Special rules apply when reporting certain community income of two individuals who are married to one another at any time during the calendar year, if all the following conditions exist:
(1) The spouses live apart for the entire year;
(2) The spouses do not file a joint return for a tax year beginning or ending within the calendar year;
(3) Either or both spouses have earned income for the calendar year that is community income; and
(4) The spouses have not transferred, directly or indirectly, any of their earned income between themselves before the end of the year.
If all these conditions exist, the spouses must report their community income as explained below.
1 Earned income. Earned income that is not trade or business or partnership income is treated as the income of the spouse who performed the personal services.
Trade or business income. Trade or business income and deductions attributable to such trade or business are treated as the gross income and deductions of the spouse carrying on such trade or business or, if such trade or business is jointly operated, treated as the gross income and deductions of each spouse on the basis of their respective distributive share of the gross income and deductions.
Partnership income or loss. A partner’s distributive share of partnership income or loss from a trade or business carried on by a partnership is the income or loss of the partner, and no part of it is his spouse’s.
Income from separate property. Community income derived from a spouse’s separate property (
see Q
785) is treated as that spouse’s income.
All other community income. All other community income, such as dividends, interest, rents, royalties, or gains, is treated as provided in the applicable community property law.
2 If an individual subject to the foregoing special rules (1) does not include in gross income an item of community income properly includable under the above rules in the other spouse’s gross income, and (2) establishes that he or she did not know of, and had no reason to know of, such item of community income, and the IRS determines that under the facts and circumstances it would be inequitable to include such item of community income in that individual’s income, then the income item will be includable in the other spouse’s gross income (rather than in the individual’s gross income).
3 The Service has released guidance for taxpayers seeking equitable innocent spouse relief under IRC Section 66(c).

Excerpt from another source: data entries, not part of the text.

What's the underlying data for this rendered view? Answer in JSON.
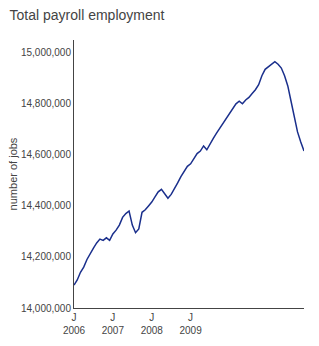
{
  "chart_data": {
    "type": "line",
    "title": "Total payroll employment",
    "ylabel": "number of jobs",
    "color": "#1a2f8c",
    "grid": false,
    "categories": [
      "J",
      null,
      null,
      null,
      null,
      null,
      null,
      null,
      null,
      null,
      null,
      null,
      "J",
      null,
      null,
      null,
      null,
      null,
      null,
      null,
      null,
      null,
      null,
      null,
      "J",
      null,
      null,
      null,
      null,
      null,
      null,
      null,
      null,
      null,
      null,
      null,
      "J",
      null,
      null,
      null,
      null,
      null,
      null,
      null,
      null,
      null,
      null,
      null,
      null,
      null,
      null,
      null,
      null,
      null,
      null,
      null,
      null,
      null,
      null,
      null,
      null,
      null,
      null,
      null,
      null,
      null,
      null,
      null,
      null,
      null,
      null,
      null
    ],
    "annotations": [
      "2006",
      "2007",
      "2008",
      "2009"
    ],
    "values": [
      14090000,
      14110000,
      14140000,
      14160000,
      14190000,
      14215000,
      14235000,
      14255000,
      14270000,
      14265000,
      14275000,
      14265000,
      14290000,
      14305000,
      14325000,
      14355000,
      14370000,
      14380000,
      14325000,
      14295000,
      14310000,
      14375000,
      14385000,
      14400000,
      14415000,
      14435000,
      14455000,
      14465000,
      14445000,
      14430000,
      14445000,
      14465000,
      14490000,
      14515000,
      14535000,
      14555000,
      14565000,
      14585000,
      14605000,
      14615000,
      14635000,
      14620000,
      14645000,
      14665000,
      14685000,
      14705000,
      14725000,
      14745000,
      14765000,
      14785000,
      14800000,
      14810000,
      14800000,
      14815000,
      14825000,
      14840000,
      14855000,
      14875000,
      14910000,
      14935000,
      14945000,
      14955000,
      14965000,
      14955000,
      14940000,
      14910000,
      14870000,
      14810000,
      14745000,
      14690000,
      14650000,
      14615000
    ],
    "ylim": [
      14000000,
      15050000
    ],
    "yticks": [
      {
        "value": 14000000,
        "label": "14,000,000"
      },
      {
        "value": 14200000,
        "label": "14,200,000"
      },
      {
        "value": 14400000,
        "label": "14,400,000"
      },
      {
        "value": 14600000,
        "label": "14,600,000"
      },
      {
        "value": 14800000,
        "label": "14,800,000"
      },
      {
        "value": 15000000,
        "label": "15,000,000"
      }
    ]
  }
}
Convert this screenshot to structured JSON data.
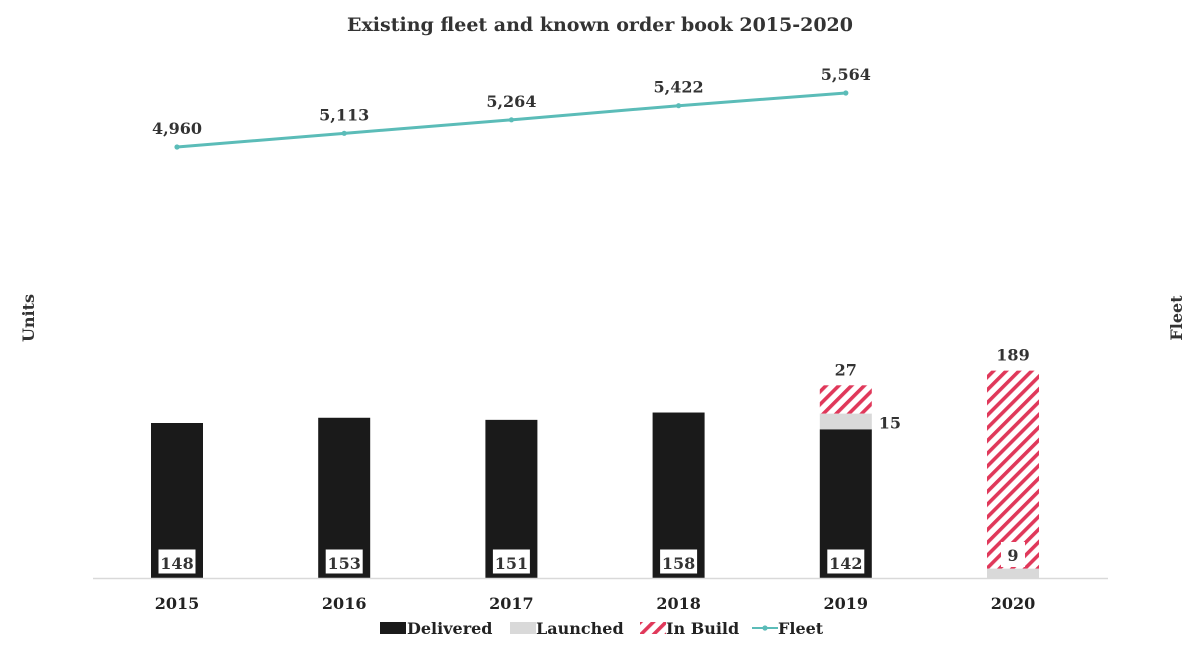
{
  "chart_data": {
    "type": "bar",
    "title": "Existing fleet and known order book 2015-2020",
    "ylabel": "Units",
    "y2label": "Fleet",
    "categories": [
      "2015",
      "2016",
      "2017",
      "2018",
      "2019",
      "2020"
    ],
    "stack_series": [
      {
        "name": "Delivered",
        "color": "#1a1a1a",
        "pattern": "solid",
        "values": [
          148,
          153,
          151,
          158,
          142,
          null
        ]
      },
      {
        "name": "Launched",
        "color": "#d9d9d9",
        "pattern": "solid",
        "values": [
          null,
          null,
          null,
          null,
          15,
          9
        ]
      },
      {
        "name": "In Build",
        "color": "#e0385a",
        "pattern": "diagonal-hatch",
        "values": [
          null,
          null,
          null,
          null,
          27,
          189
        ]
      }
    ],
    "line_series": {
      "name": "Fleet",
      "color": "#5bbcb8",
      "values": [
        4960,
        5113,
        5264,
        5422,
        5564,
        null
      ],
      "labels": [
        "4,960",
        "5,113",
        "5,264",
        "5,422",
        "5,564",
        ""
      ]
    },
    "legend_position": "bottom",
    "grid": false
  }
}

4 The Tax Court held that it has authority to review the Service’s determination that a spouse is not entitled to equitable relief under IRC Section 66(c).
5 The Tax Court also held that unlike IRC Section 6015(e) (which provides for equitable relief from liability for the understatement of tax), IRC Section 66 does not provide for jurisdiction permitting a taxpayer to file a “stand alone” petition in response to a denial of a request for relief made pursuant to IRC Section 66(c).
6 For the treatment of community income in general,
see Treasury Regulation Section 1.66-1. For the treatment of community income where spouses live apart,
see Treasury Regulation Section 1.66-2. With respect to the denial of benefits of community property law where the spouse is not notified,
see Treasury Regulation Section 1.66-3. For the rules governing the request for relief from the operation of community property law,
see Treasury Regulation Section 1.66-4.
1. IRC §§ 66(a), 879(a), 1402(a)(5).
2. IRC § 66(a).
3. IRC § 66(c).
4. See Rev. Proc. 2003-61, 2003-2 CB 296,
as superseded by Rev. Proc. 2013-34, 2013-43 IRB 397.
5.
Beck v. Commissioner, TC Memo 2001-198;
revised acq., AOD CC-2002-05 (12-9-2002).
6.
Bernal v. Commissioner, 120 TC 102 (2003).